If there is a difficult passage, or new division, you can have them imitate the divisions as you demonstrate. When you read the music, always ask if the passage you demonstrated can be found. In kindergarten, you can begin to introduce the time signature by asking, " what is the largest number we counted to? Does it tell us this on the music?" From first grade through eighth, you should always review the time signature before counting the beats.

Counting the Beat format is critical to nonreaders, and developing a team atmosphere. It something everyone can understand and accomplish. For introduction and reinforcement of steady beat, divisions of time, and sound, and instant success at associating known numbers into sound divisions, counting the beats is your best tool. Counting the beats while following the Rhythm format helps students to transfer the counted divisions into chanted rhythms, that sustain the sound throughout the division. Developing the note associations to numbered divisions will lead to counting the beats from the Music format, once this is mastered, the Beats format becomes a valuable resource for practicing NEW or DIFFICULT passages.

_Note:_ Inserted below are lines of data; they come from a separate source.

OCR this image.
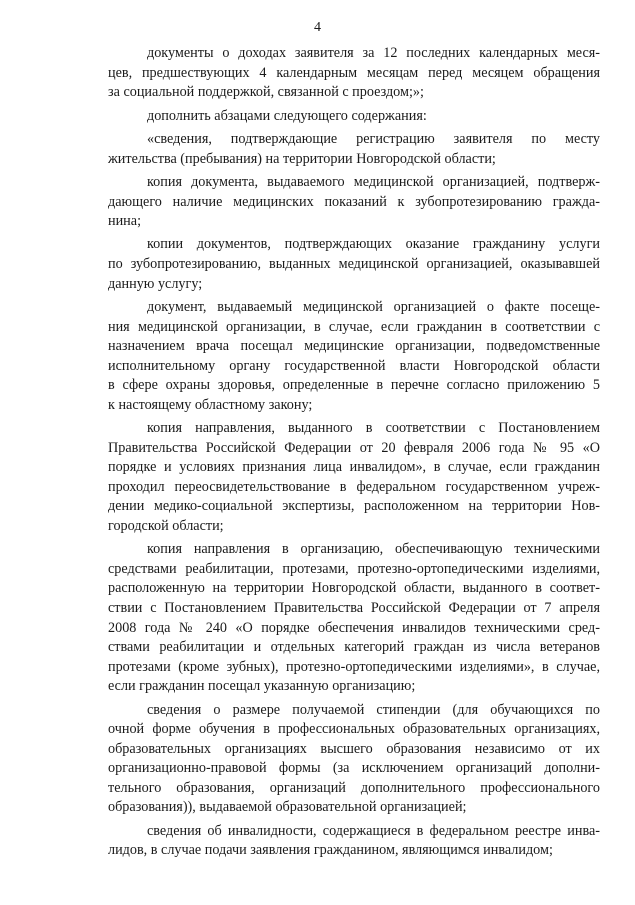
4
документы о доходах заявителя за 12 последних календарных меся-
цев, предшествующих 4 календарным месяцам перед месяцем обращения
за социальной поддержкой, связанной с проездом;»;
дополнить абзацами следующего содержания:
«сведения, подтверждающие регистрацию заявителя по месту
жительства (пребывания) на территории Новгородской области;
копия документа, выдаваемого медицинской организацией, подтверж-
дающего наличие медицинских показаний к зубопротезированию гражда-
нина;
копии документов, подтверждающих оказание гражданину услуги
по зубопротезированию, выданных медицинской организацией, оказывавшей
данную услугу;
документ, выдаваемый медицинской организацией о факте посеще-
ния медицинской организации, в случае, если гражданин в соответствии с
назначением врача посещал медицинские организации, подведомственные
исполнительному органу государственной власти Новгородской области
в сфере охраны здоровья, определенные в перечне согласно приложению 5
к настоящему областному закону;
копия направления, выданного в соответствии с Постановлением
Правительства Российской Федерации от 20 февраля 2006 года № 95 «О
порядке и условиях признания лица инвалидом», в случае, если гражданин
проходил переосвидетельствование в федеральном государственном учреж-
дении медико-социальной экспертизы, расположенном на территории Нов-
городской области;
копия направления в организацию, обеспечивающую техническими
средствами реабилитации, протезами, протезно-ортопедическими изделиями,
расположенную на территории Новгородской области, выданного в соответ-
ствии с Постановлением Правительства Российской Федерации от 7 апреля
2008 года № 240 «О порядке обеспечения инвалидов техническими сред-
ствами реабилитации и отдельных категорий граждан из числа ветеранов
протезами (кроме зубных), протезно-ортопедическими изделиями», в случае,
если гражданин посещал указанную организацию;
сведения о размере получаемой стипендии (для обучающихся по
очной форме обучения в профессиональных образовательных организациях,
образовательных организациях высшего образования независимо от их
организационно-правовой формы (за исключением организаций дополни-
тельного образования, организаций дополнительного профессионального
образования)), выдаваемой образовательной организацией;
сведения об инвалидности, содержащиеся в федеральном реестре инва-
лидов, в случае подачи заявления гражданином, являющимся инвалидом;
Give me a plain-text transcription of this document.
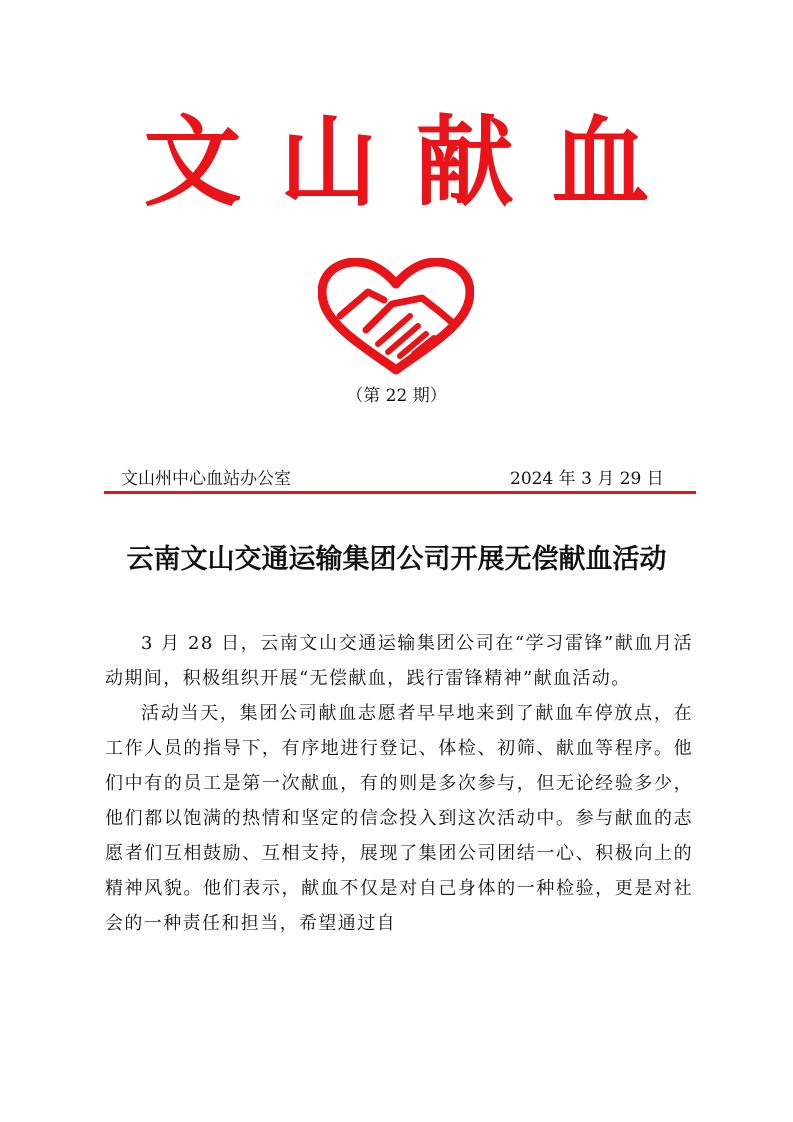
文山献血
（第 22 期）
文山州中心血站办公室	2024 年 3 月 29 日
云南文山交通运输集团公司开展无偿献血活动

3 月 28 日，云南文山交通运输集团公司在“学习雷锋”献血月活动期间，积极组织开展“无偿献血，践行雷锋精神”献血活动。

活动当天，集团公司献血志愿者早早地来到了献血车停放点，在工作人员的指导下，有序地进行登记、体检、初筛、献血等程序。他们中有的员工是第一次献血，有的则是多次参与，但无论经验多少，他们都以饱满的热情和坚定的信念投入到这次活动中。参与献血的志愿者们互相鼓励、互相支持，展现了集团公司团结一心、积极向上的精神风貌。他们表示，献血不仅是对自己身体的一种检验，更是对社会的一种责任和担当，希望通过自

After counting the beats, ask the students what was the highest number we counted? (4) Which number did we start on? (4) Where are the other beats? Count the beats again and challenge the students to find the missing beats. Repeat until the missing beats are located at the end of the tune. Count the last measure and add the pickup beats to complete the measure. Ask the students to identify the total number of beats in each measure, or the highest number counted between each barline. Demonstrate how the pick-up beat feels as if you are being "jump-started" and the feeling of being lifted up as you start from a pick-up beat. It "get's you going."

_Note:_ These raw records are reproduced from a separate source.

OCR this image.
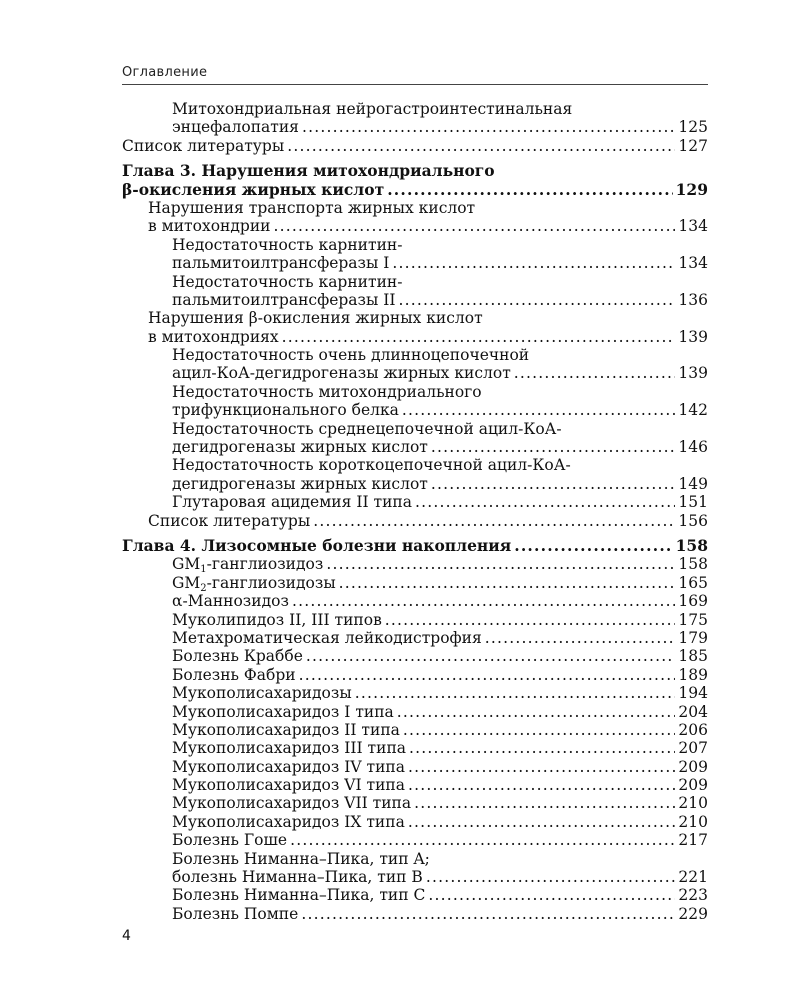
Оглавление
Митохондриальная нейрогастроинтестинальная
энцефалопатия .....	125
Список литературы .....	127
Глава 3. Нарушения митохондриального
β-окисления жирных кислот .....	129
Нарушения транспорта жирных кислот
в митохондрии .....	134
Недостаточность карнитин-
пальмитоилтрансферазы I .....	134
Недостаточность карнитин-
пальмитоилтрансферазы II .....	136
Нарушения β-окисления жирных кислот
в митохондриях .....	139
Недостаточность очень длинноцепочечной
ацил-КоА-дегидрогеназы жирных кислот .....	139
Недостаточность митохондриального
трифункционального белка .....	142
Недостаточность среднецепочечной ацил-КоА-
дегидрогеназы жирных кислот .....	146
Недостаточность короткоцепочечной ацил-КоА-
дегидрогеназы жирных кислот .....	149
Глутаровая ацидемия II типа .....	151
Список литературы .....	156
Глава 4. Лизосомные болезни накопления .....	158
$GM_1$-ганглиозидоз .....	158
$GM_2$-ганглиозидозы .....	165
α-Маннозидоз .....	169
Муколипидоз II, III типов .....	175
Метахроматическая лейкодистрофия .....	179
Болезнь Краббе .....	185
Болезнь Фабри .....	189
Мукополисахаридозы .....	194
Мукополисахаридоз I типа .....	204
Мукополисахаридоз II типа .....	206
Мукополисахаридоз III типа .....	207
Мукополисахаридоз IV типа .....	209
Мукополисахаридоз VI типа .....	209
Мукополисахаридоз VII типа .....	210
Мукополисахаридоз IX типа .....	210
Болезнь Гоше .....	217
Болезнь Ниманна–Пика, тип A;
болезнь Ниманна–Пика, тип B .....	221
Болезнь Ниманна–Пика, тип C .....	223
Болезнь Помпе .....	229
4
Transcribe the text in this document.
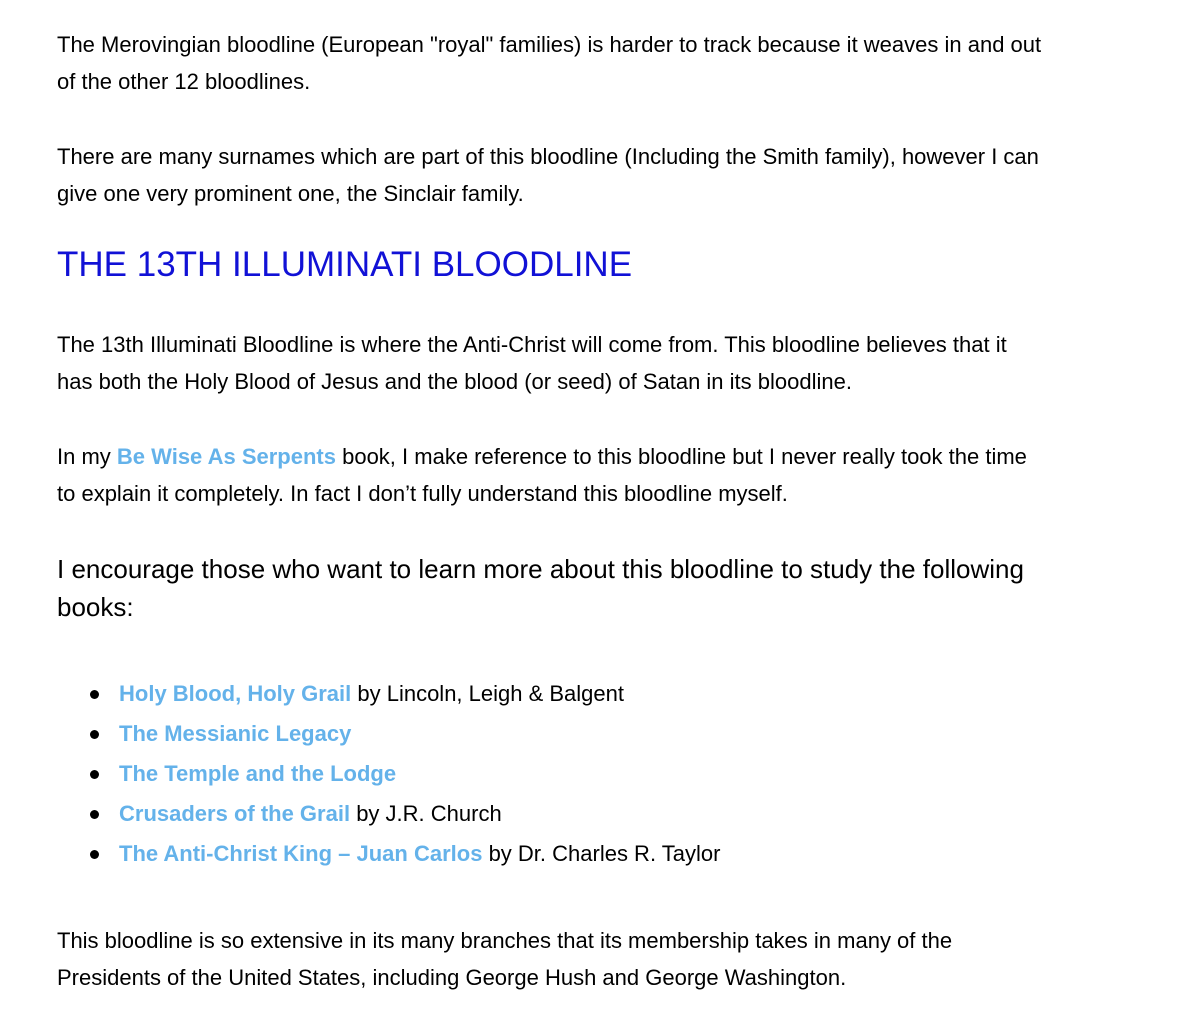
The Merovingian bloodline (European "royal" families) is harder to track because it weaves in and out
of the other 12 bloodlines.

There are many surnames which are part of this bloodline (Including the Smith family), however I can
give one very prominent one, the Sinclair family.

THE 13TH ILLUMINATI BLOODLINE

The 13th Illuminati Bloodline is where the Anti-Christ will come from. This bloodline believes that it
has both the Holy Blood of Jesus and the blood (or seed) of Satan in its bloodline.

In my Be Wise As Serpents book, I make reference to this bloodline but I never really took the time
to explain it completely. In fact I don’t fully understand this bloodline myself.

I encourage those who want to learn more about this bloodline to study the following
books:

Holy Blood, Holy Grail by Lincoln, Leigh & Balgent
The Messianic Legacy
The Temple and the Lodge
Crusaders of the Grail by J.R. Church
The Anti-Christ King – Juan Carlos by Dr. Charles R. Taylor

This bloodline is so extensive in its many branches that its membership takes in many of the
Presidents of the United States, including George Hush and George Washington.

  • What is the highest number we counted?
  • Where is this number on the staff?
  • Is it the top or bottom number?
  • Why does the first and last measure not have all the beats (pickup beats)
  • If the note has 1/2 under it, how many beats does it have? (1/2/3/4)?
  • How many beats are in each measure?
  • How many measures are there in the whole song?
  • How many total beats are in the song?
  • Are any of the beats divided into halves? Where?
  • How many ti's make one ta?
  • Are there any repeated sections? Where?
  • If we called this section (staff) red, what could we call this section (staff)?


  • Where does the music tell us how manyeats are in each measure?
  • Why does the first and last measure not have all the beats (pickup beats)
  • Are there any divisions of the beat? Where?
  • What does the dot mean?
  • Which note will count as a beat?
  • Does the beat divisions change? Where?
  • How much of a beat does the slash (/) receive?
  • How many measures are in the song? Multiply this by the number of beats in each measure.
  • How many total beats are in the song?
  • Are there any additional tempo markings? Where?
  • Are there any additional rhythm markings? Where?
  • Where is the toughest passage? Can some one clap it for us?
  • Are there any syncopated beats? Where? Why are the called syncopated?
  • Are there any repeated sections? Where?

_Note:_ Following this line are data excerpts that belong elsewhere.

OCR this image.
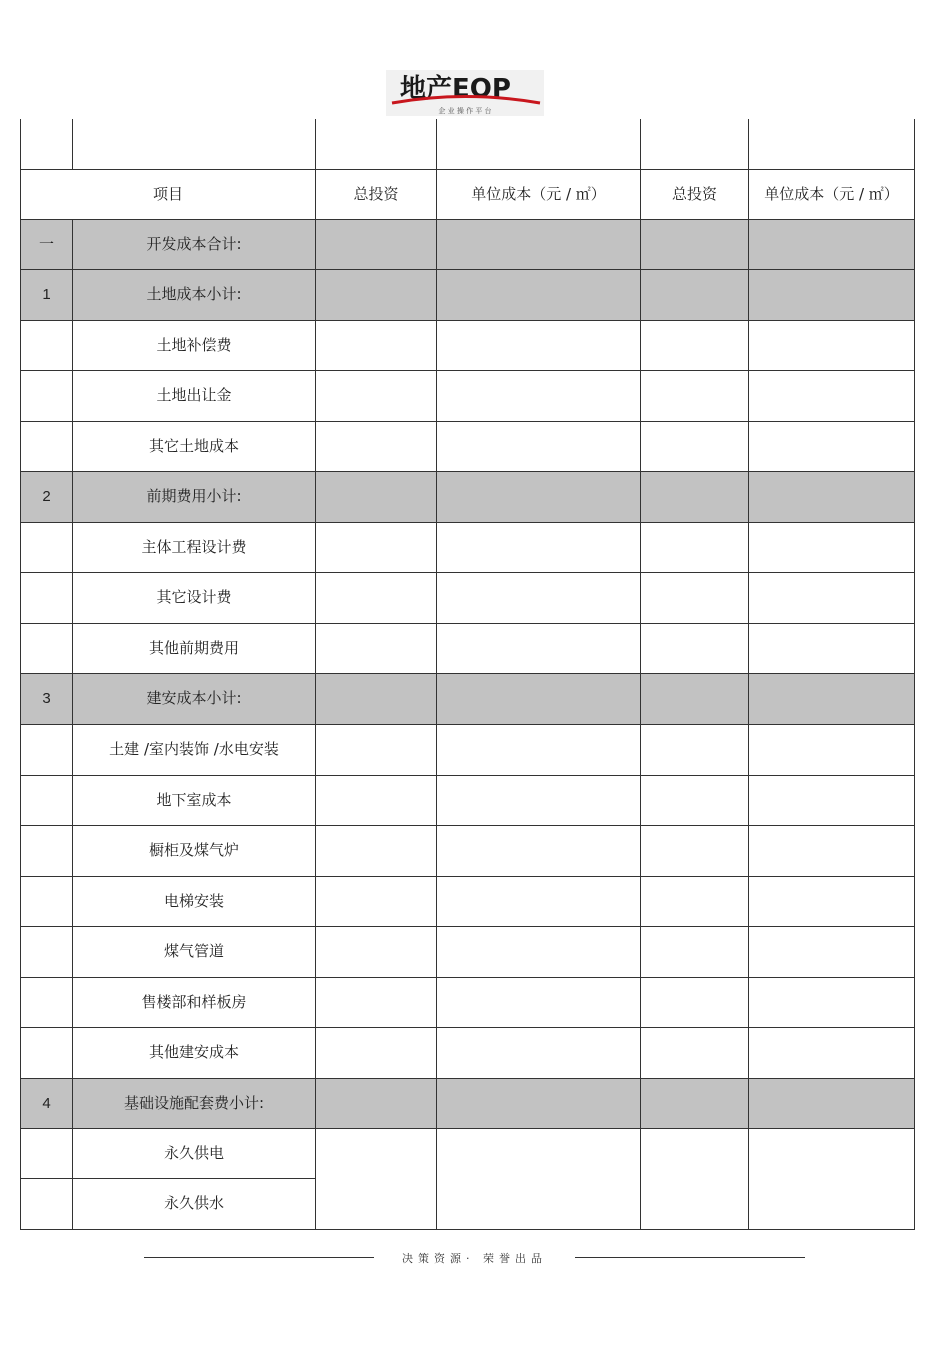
地产EOP
企 业 操 作 平 台

项目		总投资	单位成本（元 / ㎡）	总投资	单位成本（元 / ㎡）
一	开发成本合计:				
1	土地成本小计:				
	土地补偿费				
	土地出让金				
	其它土地成本				
2	前期费用小计:				
	主体工程设计费				
	其它设计费				
	其他前期费用				
3	建安成本小计:				
	土建 /室内装饰 /水电安装				
	地下室成本				
	橱柜及煤气炉				
	电梯安装				
	煤气管道				
	售楼部和样板房				
	其他建安成本				
4	基础设施配套费小计:				
	永久供电				
	永久供水				
决策资源· 荣誉出品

1. Let the ADD or ADHD student use a pointer as the class counts the beats.
2. They may pick a helper if not able to maintain moderate a steady beat.
3. Mimic the tapping of the beat while pointing to the notes.
4. Slow the pace allowing the greatest number of students to achieve success.
5. Once mastered, increase the pace.
6. After the pitches are known, return to the Beat format and count the beats "on pitch."
7. Practice difficult passages first.
8. Challenge the class by posting each class's total number of readings to master the tune.